No alert, no red light this time. Only a single line of white text, silently hovering in the center of the interface.

[You've found the path.]

Chen Ke's blood ran cold.

This wasn't a warning or a deterrent. It was an... acknowledgment. As if an unseen observer had been quietly following his every struggle and inquiry, and now, just as he was about to touch the door, whispered those words in his ear.

The System, or the "thing" behind it, not only knew of his actions but might even be... guiding him?

A profound chill crawled up his spine. He felt like a chess piece being moved by an invisible hand across a board he didn't understand.

But he wasn't the only player.

Almost simultaneously with the System's message, an alert came from another hidden sensor he had placed on the apartment's periphery—this one monitoring low-frequency vibrations in the building's ventilation shaft system. Something, or someone, was infiltrating his floor via that unconventional route.

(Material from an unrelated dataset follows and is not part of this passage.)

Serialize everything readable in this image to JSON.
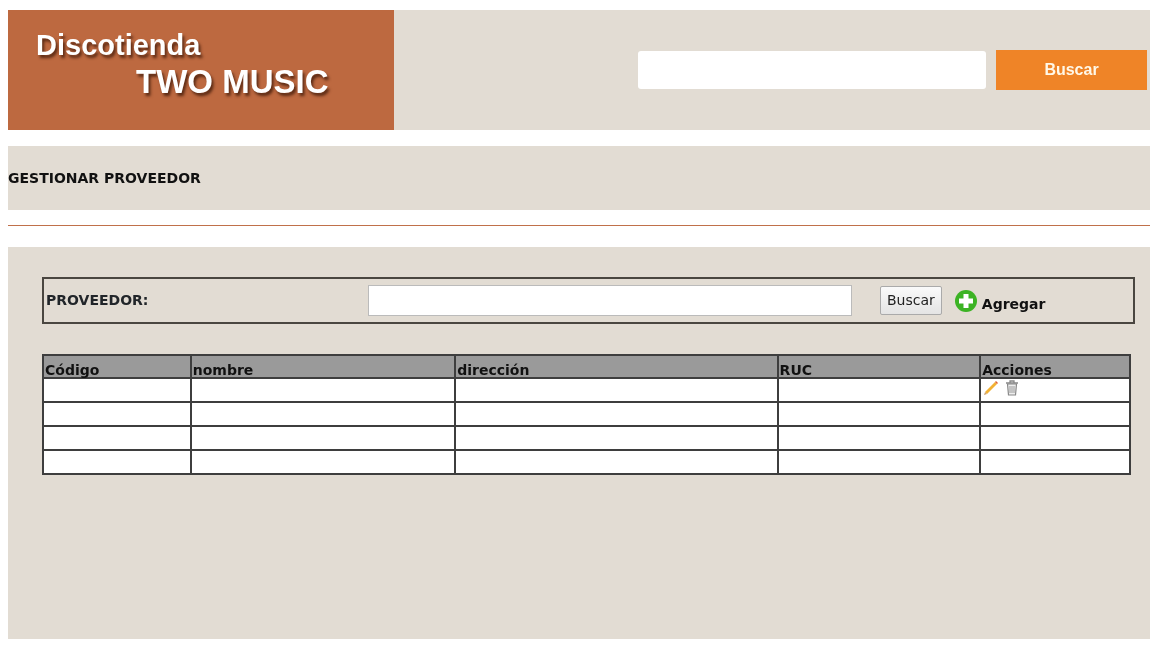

They were fast. Efficient. These were no ordinary trackers.

The organization with the ring emblem had arrived. And they seemed no longer content with merely following and testing him.

Ahead lay the mysterious "Cradle." Above him, the inscrutable "System." Behind, the lethal "Ring."

Chen Ke took a deep breath, his face an impassive mask. He swiftly cleared and destroyed all computational data, searing the coordinate into his memory. He stood up, retrieving a uniquely designed pistol covered in energy patterns from a hidden weapons locker. He checked the energy cell, chambered a round.

He didn't head for the door. Instead, he walked to a corner of the room, pried up a section of seemingly solid flooring, and revealed a dark, vertical maintenance shaft beneath. It was a secret emergency exit he had built himself, leading directly to the labyrinthine, antiquated drainage systems at the building's base.

He took one last look at the communicator screen, still displaying [You've found the path.].

Then, he dropped into the darkness.

The hunt was on. And he was both the prey and the hunter.